Trotz des guten Willens Deutschlands zur Hilfe für die Ukraine herrschte wochenlang eine Art Eiszeit zwischen Berlin und Kiew. Doch jetzt scheint das Eis zu tauen.

Frank-Walter Steinmeier
Rund 45 Minuten dauerte das Telefonat von Bundespräsident Frank-Walter Steinmeier mit dem ukrainischen Präsidenten Wolodymyr Selenskyj. Foto: Bernd von Jutrczenka
Rund 45 Minuten dauerte das Telefonat von Bundespräsident Frank-Walter Steinmeier mit dem ukrainischen Präsidenten Wolodymyr Selenskyj.
Foto: Bernd von Jutrczenka

Nach wochenlanger Verärgerung zwischen Berlin und Kiew kommt Bewegung in die verfahrene Situation. Bundespräsident Frank-Walter Steinmeier telefonierte am Donnerstag mit dem ukrainischen Präsidenten Wolodymyr Selenskyj.

»Irritationen der Vergangenheit wurden ausgeräumt«, teilte Steinmeiers Sprecherin Cerstin Gammelin anschließend mit. Selenskyj sprach auf Twitter von einem »guten, konstruktiven und wichtigen Gespräch«. Er lud, wie es aus dem Bundespräsidialamt hieß, sowohl Steinmeier persönlich wie auch die gesamte Bundesregierung zu Besuchen nach Kiew ein.

Baerbock und Bas reisen in die Ukraine

Als erstes Regierungsmitglied wird Außenministerin Annalena Baerbock (Grüne) in den kommenden Tagen in die Ukraine reisen. Das war am Abend aus dem Auswärtigen Amt zu hören. Die Reisepläne seien »auch ein Ergebnis« des Gesprächs zwischen Steinmeier und dem ukrainischen Staatspräsidenten, hieß es dazu weiter. Zuvor hatte Bundeskanzler Olaf Scholz (SPD) am Abend bei einer Pressekonferenz angekündigt, Baerbock wolle »demnächst« in die Ukraine reisen.
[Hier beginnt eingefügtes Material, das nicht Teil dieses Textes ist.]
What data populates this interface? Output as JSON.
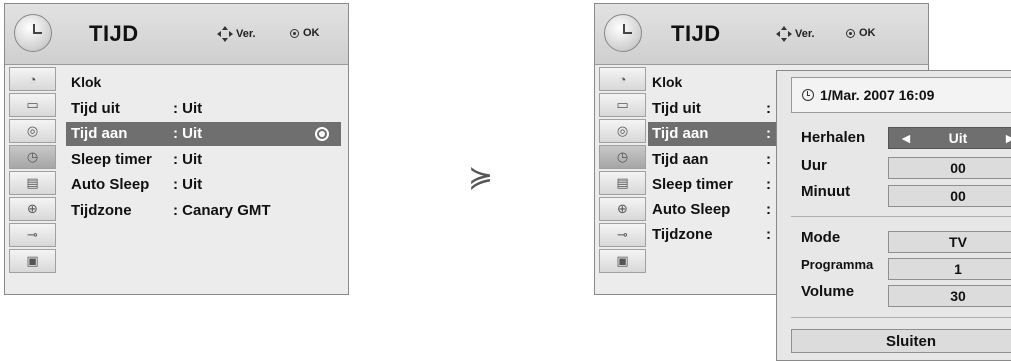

Ob und wann er selber nach Kiew kommt, ließ der Kanzler allerdings offen. Und dass Baerbock eine Reise in die ukrainische Hauptstadt plant, hatte sie bereits am vergangenen Sonntag in einer Talkshow selber angedeutet - jedoch noch ohne einen konkreten Zeitpunkt zu nennen.
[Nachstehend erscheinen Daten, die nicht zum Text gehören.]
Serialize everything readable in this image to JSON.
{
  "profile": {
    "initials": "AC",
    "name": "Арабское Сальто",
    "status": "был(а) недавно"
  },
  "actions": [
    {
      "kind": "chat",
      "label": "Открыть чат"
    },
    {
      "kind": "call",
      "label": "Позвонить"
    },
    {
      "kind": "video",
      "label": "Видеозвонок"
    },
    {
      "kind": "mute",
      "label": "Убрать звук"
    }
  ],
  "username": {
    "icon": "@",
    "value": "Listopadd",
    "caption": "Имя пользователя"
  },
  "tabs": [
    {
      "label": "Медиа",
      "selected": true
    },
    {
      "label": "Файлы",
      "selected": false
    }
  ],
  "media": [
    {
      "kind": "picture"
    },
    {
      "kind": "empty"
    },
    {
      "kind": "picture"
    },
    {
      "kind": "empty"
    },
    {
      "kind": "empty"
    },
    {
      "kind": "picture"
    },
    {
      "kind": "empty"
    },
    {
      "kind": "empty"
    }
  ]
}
Zunächst wird am kommenden Wochenende die zweithöchste politische Repräsentantin Deutschlands dort erwartet: Bundestagspräsidentin Bärbel Bas (SPD) habe »den Wunsch zu einer Reise in die Ukraine, um auf Einladung ihres ukrainischen Amtskollegen Ruslan Stefantschuk gemeinsam mit ihm aller Opfer des Zweiten Weltkriegs zu gedenken und politische Gespräche zu führen«, sagte eine Bundestagssprecherin. Das Weltkriegsgedenken findet am 8. Mai, also am Sonntag statt. Dann wird das Kriegsende 1945 durch die bedingungslose Kapitulation der deutschen Wehrmacht gefeiert.
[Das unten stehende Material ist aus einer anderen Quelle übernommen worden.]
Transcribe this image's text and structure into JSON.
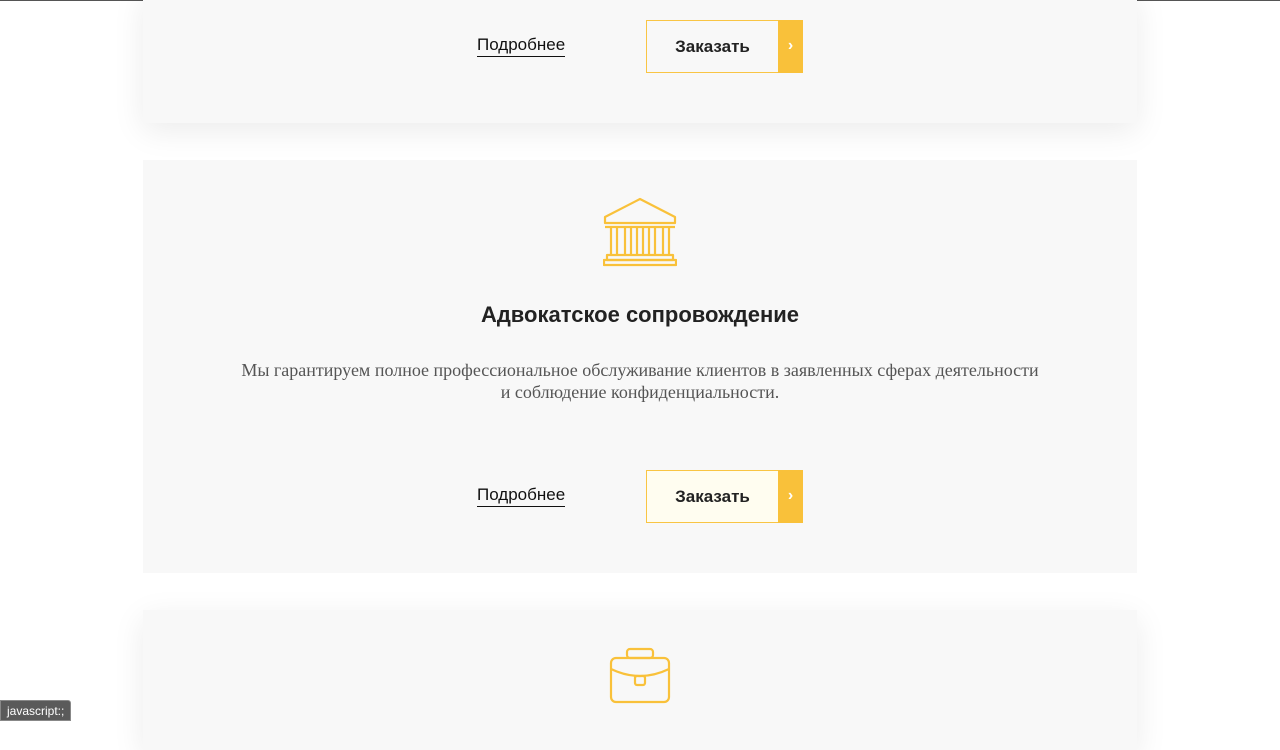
{
  "cards": [
    {
      "more_label": "Подробнее",
      "order_label": "Заказать",
      "arrow": "›"
    },
    {
      "icon": "courthouse-icon",
      "title": "Адвокатское сопровождение",
      "description_line1": "Мы гарантируем полное профессиональное обслуживание клиентов в заявленных сферах деятельности",
      "description_line2": "и соблюдение конфиденциальности.",
      "more_label": "Подробнее",
      "order_label": "Заказать",
      "arrow": "›"
    },
    {
      "icon": "briefcase-icon"
    }
  ],
  "status_bar": "javascript:;",
  "colors": {
    "accent": "#f9c13a",
    "card_bg": "#f8f8f8",
    "text_dark": "#222222",
    "text_muted": "#555555"
  }
}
Steinmeier und Selenskyj wollen »engen Kontakt« halten

»Der Bundespräsident hat dem ukrainischen Präsidenten seine Solidarität, Respekt und Unterstützung für den mutigen Kampf des ukrainischen Volkes gegen die russischen Aggressoren ausgesprochen«, sagte die Sprecherin Steinmeiers weiter. Er und Selenskyj bezeichneten ihr Gespräch den Angaben zufolge als »sehr wichtig« und »sehr gut«. »Beide Präsidenten vereinbarten, in engem Kontakt zu bleiben.«

Selenskyj berichtete auf Twitter, er habe Steinmeier für die große Unterstützung gedankt. Kiew erwarte, dass diese noch gesteigert werde. Deutsche Führerschaft sei wichtig, um der russischen Aggression entgegenzutreten. Er habe Steinmeier auch über die Situation an der Front und die kritische Lage in Mariupol informiert. Der Leiter des ukrainischen Präsidialamtes, Andrij Jermak, schrieb im Nachrichtendienst Telegram: »Deutschland bleibt ein mächtiger Verbündeter der Ukraine.«

Deswegen wollte Scholz nicht nach Kiew

Die Irritationen waren zustande gekommen, nachdem die ukrainische Seite Mitte April einen Besuch Steinmeiers in Kiew abgelehnt hatte. Der Bundespräsident wollte die ukrainische Hauptstadt zusammen mit den Präsidenten Polens und der drei baltischen Staaten besuchen, wurde zur Verärgerung Berlins aber im letzten Moment ausgeladen.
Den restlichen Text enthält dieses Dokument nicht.